📊 Coin Days Destroyed (CDD) is a critical metric for understanding Bitcoin's market dynamics. When we talk about Bitcoin Days, we refer to the number of days a particular Bitcoin remains unspent. For instance, if 1 BTC is held for 100 days, it accumulates 100 Bitcoin Days. When that Bitcoin is eventually spent, those 100 days are "destroyed." This concept, known as Bitcoin Days Destroyed, serves as an indicator of the movement of long-held coins by long-term holders (LTHs), often considered smart money.

🚀 Market Peaks and Long-Term Holders: In the past, significant peaks in Bitcoin's price have been preceded by a sharp increase in Bitcoin Days Destroyed, signaling the distribution of old coins by these LTHs. Notably, in late 2017, 2021, and 2024, we observed this pattern, where LTHs started to offload their Bitcoin holdings, leading to heightened market activity and eventually, price peaks.

⚖️ Supply Adjustment: To account for the growing Bitcoin supply over time, we can apply a supply adjustment multiplier, leading to the Terminal Adjusted Coin Days Destroyed metric. This adjustment ensures that the data reflects more recent conditions in the market, rather than just magnifying older data.

🔍 Key Indicators: When analyzing the 90-day moving average (90DMA) of the Terminal Adjusted Coin Days Destroyed, a value surpassing 18 million serves as a warning signal for Bitcoin's bull cycle.
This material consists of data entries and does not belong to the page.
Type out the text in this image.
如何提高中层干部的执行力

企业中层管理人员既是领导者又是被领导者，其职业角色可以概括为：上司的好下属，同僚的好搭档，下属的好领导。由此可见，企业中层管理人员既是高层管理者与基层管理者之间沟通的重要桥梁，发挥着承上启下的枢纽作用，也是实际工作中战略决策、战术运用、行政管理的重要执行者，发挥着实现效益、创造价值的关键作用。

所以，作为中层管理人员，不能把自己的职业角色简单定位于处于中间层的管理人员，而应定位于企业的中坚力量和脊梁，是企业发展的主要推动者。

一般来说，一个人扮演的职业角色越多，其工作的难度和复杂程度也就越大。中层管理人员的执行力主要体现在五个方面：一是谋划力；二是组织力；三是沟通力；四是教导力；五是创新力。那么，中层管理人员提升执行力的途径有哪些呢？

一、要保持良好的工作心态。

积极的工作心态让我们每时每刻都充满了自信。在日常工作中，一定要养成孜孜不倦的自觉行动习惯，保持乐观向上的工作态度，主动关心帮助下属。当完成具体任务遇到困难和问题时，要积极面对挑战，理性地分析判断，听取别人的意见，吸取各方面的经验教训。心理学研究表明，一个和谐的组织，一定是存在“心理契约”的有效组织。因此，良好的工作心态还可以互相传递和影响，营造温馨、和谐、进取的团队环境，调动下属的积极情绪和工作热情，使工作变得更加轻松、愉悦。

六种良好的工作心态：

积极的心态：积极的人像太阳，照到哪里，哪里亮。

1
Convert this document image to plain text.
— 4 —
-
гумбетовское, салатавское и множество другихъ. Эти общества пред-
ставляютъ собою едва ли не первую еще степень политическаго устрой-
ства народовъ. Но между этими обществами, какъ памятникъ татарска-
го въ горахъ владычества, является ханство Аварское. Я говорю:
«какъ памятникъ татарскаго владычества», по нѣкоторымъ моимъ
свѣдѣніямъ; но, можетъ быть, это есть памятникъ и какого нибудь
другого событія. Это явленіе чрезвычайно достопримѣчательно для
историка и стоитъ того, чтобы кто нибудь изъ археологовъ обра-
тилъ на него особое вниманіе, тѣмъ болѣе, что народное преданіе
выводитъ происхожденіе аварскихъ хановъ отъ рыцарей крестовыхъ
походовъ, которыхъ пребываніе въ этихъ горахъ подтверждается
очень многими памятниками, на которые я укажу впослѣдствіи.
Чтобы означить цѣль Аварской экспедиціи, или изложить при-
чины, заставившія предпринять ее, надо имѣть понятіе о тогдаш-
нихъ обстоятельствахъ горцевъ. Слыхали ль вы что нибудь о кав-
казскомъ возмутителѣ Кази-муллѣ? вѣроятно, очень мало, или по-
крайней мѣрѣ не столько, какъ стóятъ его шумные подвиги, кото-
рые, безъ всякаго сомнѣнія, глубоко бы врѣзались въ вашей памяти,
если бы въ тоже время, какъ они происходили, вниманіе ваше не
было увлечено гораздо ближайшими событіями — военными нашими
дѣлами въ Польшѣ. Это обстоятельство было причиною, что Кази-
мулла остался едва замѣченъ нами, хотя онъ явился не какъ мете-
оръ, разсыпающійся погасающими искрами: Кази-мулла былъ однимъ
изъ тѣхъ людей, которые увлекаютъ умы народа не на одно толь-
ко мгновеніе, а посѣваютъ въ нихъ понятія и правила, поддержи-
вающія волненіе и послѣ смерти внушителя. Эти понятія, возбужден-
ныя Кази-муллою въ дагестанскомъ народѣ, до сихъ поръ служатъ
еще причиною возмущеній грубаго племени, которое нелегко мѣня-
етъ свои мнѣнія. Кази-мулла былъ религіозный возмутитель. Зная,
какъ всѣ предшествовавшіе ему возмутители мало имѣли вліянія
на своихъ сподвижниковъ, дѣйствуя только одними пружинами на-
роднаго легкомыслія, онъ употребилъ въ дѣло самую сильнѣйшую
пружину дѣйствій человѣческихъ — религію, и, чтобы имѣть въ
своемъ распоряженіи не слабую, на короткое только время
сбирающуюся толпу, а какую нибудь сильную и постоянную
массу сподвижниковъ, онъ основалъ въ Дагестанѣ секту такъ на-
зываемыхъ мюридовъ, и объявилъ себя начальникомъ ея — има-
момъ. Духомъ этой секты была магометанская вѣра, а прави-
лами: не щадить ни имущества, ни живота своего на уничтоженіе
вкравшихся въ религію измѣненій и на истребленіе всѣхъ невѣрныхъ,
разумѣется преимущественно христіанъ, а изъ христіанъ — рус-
Similarly, when the 200-day moving average (200DMA) exceeds 16 million, it also indicates increased risk. These thresholds have proven to be key indicators of market risk during previous cycles.

📈 Investor Strategy: Monitoring these metrics allows investors to better anticipate potential market tops and take precautionary measures, particularly when these thresholds are breached.